= Drinking Liberally =

Drinking Liberally is a political and social organization where self-identified liberals and progressives gather in bars to socialize and talk politics – it is the most well-known program of the Living Liberally network. Founded in May 2003 by Justin Krebs and Matt O'Neill at Rudy's Bar and Grill in the Hell's Kitchen neighborhood of New York City, it has, as of March 2008, 240 chapters in forty-five states, plus Washington DC, Vancouver, Calgary, Buenos Aires Argentina and Melbourne Australia. The group has drawn attention from the national and international press. Katrina Baker is National Organizer for Drinking Liberally. The name Drinking Liberally was conceived by Owen Roth.

The first chapter outside of New York was formed when a member of the original group moved to San Francisco; the later growth of Drinking Liberally is partly due to the influence of left-leaning political blogs, which spread the word and encouraged people outside of the New York City area to start their own chapters.

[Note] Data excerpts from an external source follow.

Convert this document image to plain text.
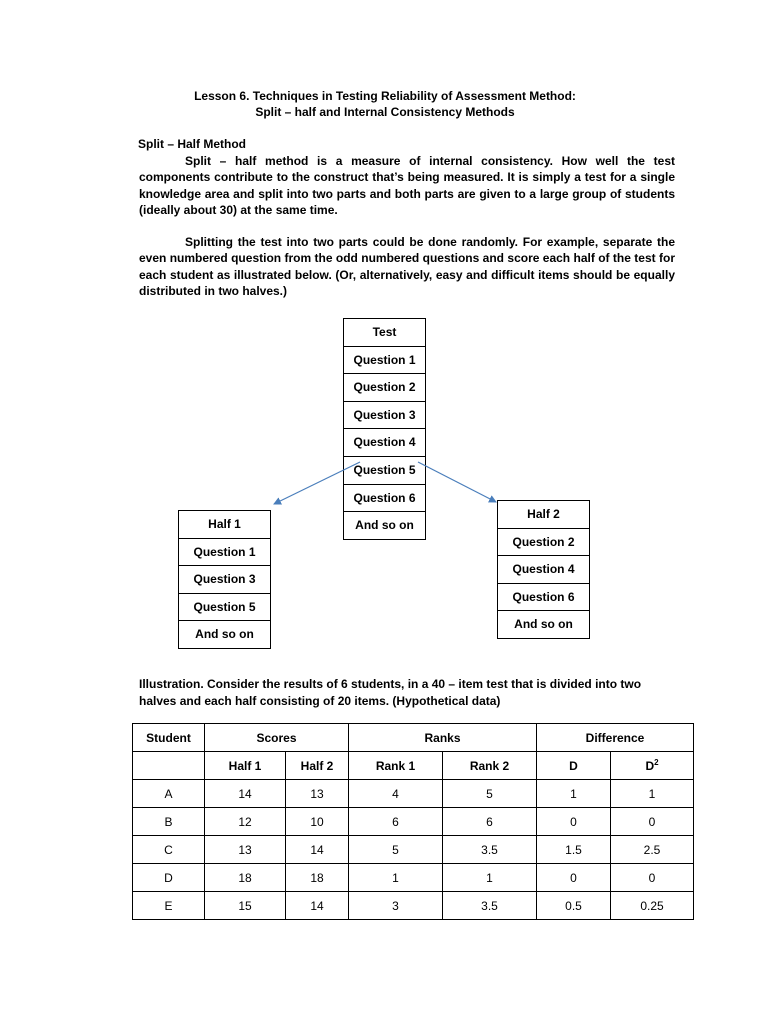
Lesson 6. Techniques in Testing Reliability of Assessment Method:
Split – half and Internal Consistency Methods
Split – Half Method

Split – half method is a measure of internal consistency. How well the test components contribute to the construct that’s being measured. It is simply a test for a single knowledge area and split into two parts and both parts are given to a large group of students (ideally about 30) at the same time.

Splitting the test into two parts could be done randomly. For example, separate the even numbered question from the odd numbered questions and score each half of the test for each student as illustrated below. (Or, alternatively, easy and difficult items should be equally distributed in two halves.)

Test
Question 1
Question 2
Question 3
Question 4
Question 5
Question 6
And so on
Half 1
Question 1
Question 3
Question 5
And so on
Half 2
Question 2
Question 4
Question 6
And so on

Illustration. Consider the results of 6 students, in a 40 – item test that is divided into two halves and each half consisting of 20 items. (Hypothetical data)

Student	Scores		Ranks		Difference	
	Half 1	Half 2	Rank 1	Rank 2	D	$D^2$
A	14	13	4	5	1	1
B	12	10	6	6	0	0
C	13	14	5	3.5	1.5	2.5
D	18	18	1	1	0	0
E	15	14	3	3.5	0.5	0.25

Chapters of Drinking Liberally meet at a regular bar or pub, and at a regular time each week or month, to enable members to discuss liberal and progressive politics in a friendly environment. Drinking Liberally has also served as a place for progressive networking and as a place for local and state-level politicians to recruit volunteers and generate support for their campaigns. Membership in the Democratic Party is not a requirement, and many attendees do not describe themselves as Democrats. There is no ideological requirement for attendance; however, in keeping with the group's name, nearly all who do attend identify with the "liberal" label.

In the early stages of Drinking Liberally's growth, attendees were predominantly young (between twenty and thirty years old); as the organization has expanded and received greater media coverage, a much wider range of ages can be found at any particular meeting, and some chapters have been founded by people well over the age of thirty.

The organization's website asks that chapters observe the following rules:

- That they meet at a regular meeting time and place.
- That they do not charge for admission.
- That they remain independent of other organizations.
- That the organizer of each chapter check in with the national team each month.
- That members be encouraged to donate to the network.
- That no chapter endorse specific candidates or issue campaigns.
- That its members drink responsibly.